La première est que ce sont les participants aux Assises Nationales de la Refondation qui se sont prononcés pour la prorogation de la transition afin de pouvoir réaliser les réformes institutionnelles structurantes et, par conséquent, permettre des élections crédibles, équitables et transparentes.

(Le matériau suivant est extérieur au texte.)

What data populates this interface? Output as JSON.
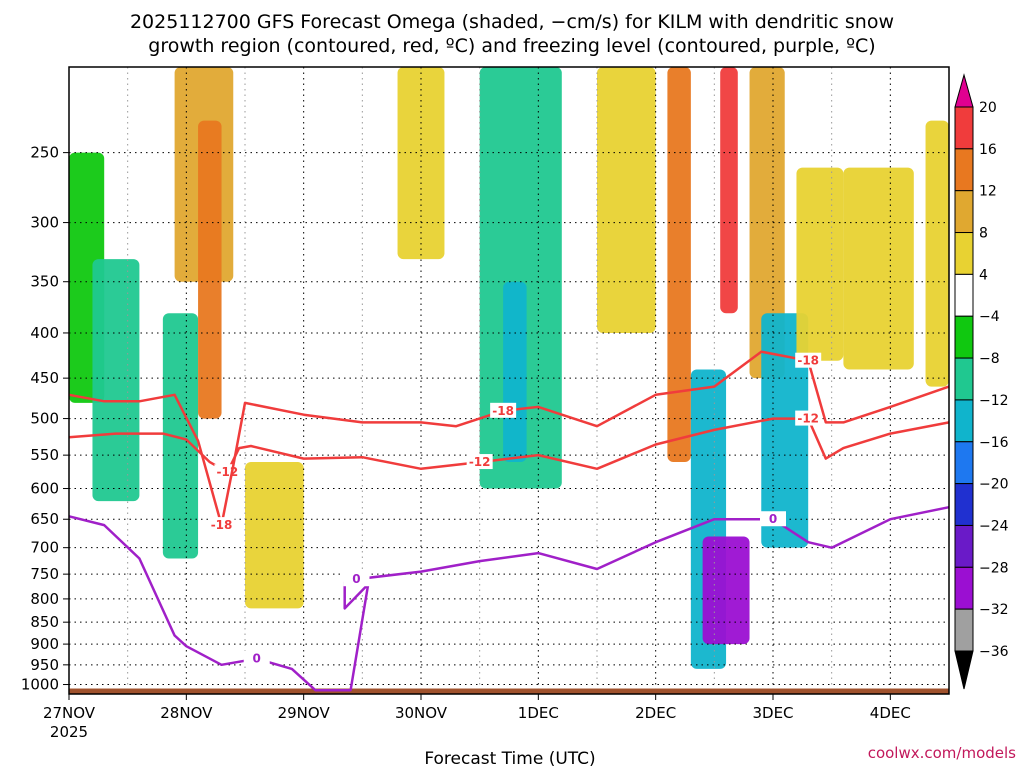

Les délais avancés varient de 6 mois à 5 ans.

La seconde est que le processus des Assises Nationales de la Refondation a été inclusif.

En effet, la session au niveau national fait suite aux phases communales, locales, régionales ainsi qu’à celles ayant concerné les Maliens établis à l’extérieur et les réfugiés, phases qui se sont tenues du 11 au 23 décembre 2021.

Aussi, faut-il souligner qu’outre les membres du Panel des Hautes personnalités et de la Commission d’organisation des ANR, des experts dans les différentes thématiques discutées, les délégués venus de toutes les régions de Mali, des représentants de la société civile et des Maliens établis à l’extérieur ont pris part aux travaux.

D’ailleurs, apprend-on de bonnes sources, si les états-majors politiques se démarquent de la perspective de la prorogation de la transition, les responsables aux niveaux local et régional ont pris part aux travaux préparatifs de la phase nationale des Assises Nationales de la Refondation.

Dès lors peut-on s’autoriser à soutenir que la décision de la prorogation de la transition afin de pouvoir réaliser les réformes institutionnelles structurantes est frappée du sceau de toute la légitimité requise. Aussi, les ruades dans les brancards ne peuvent que trahir une certaine inconséquence puisque le risque connu et encouru de tout boycott est la non-prise en compte de l’avis de celui qui en fait  l’option. Le sordide jeu de l’obstruction auquel nous assistons ne grandit donc pas ses auteurs. Ressaisissons-nous et avançons ensemble.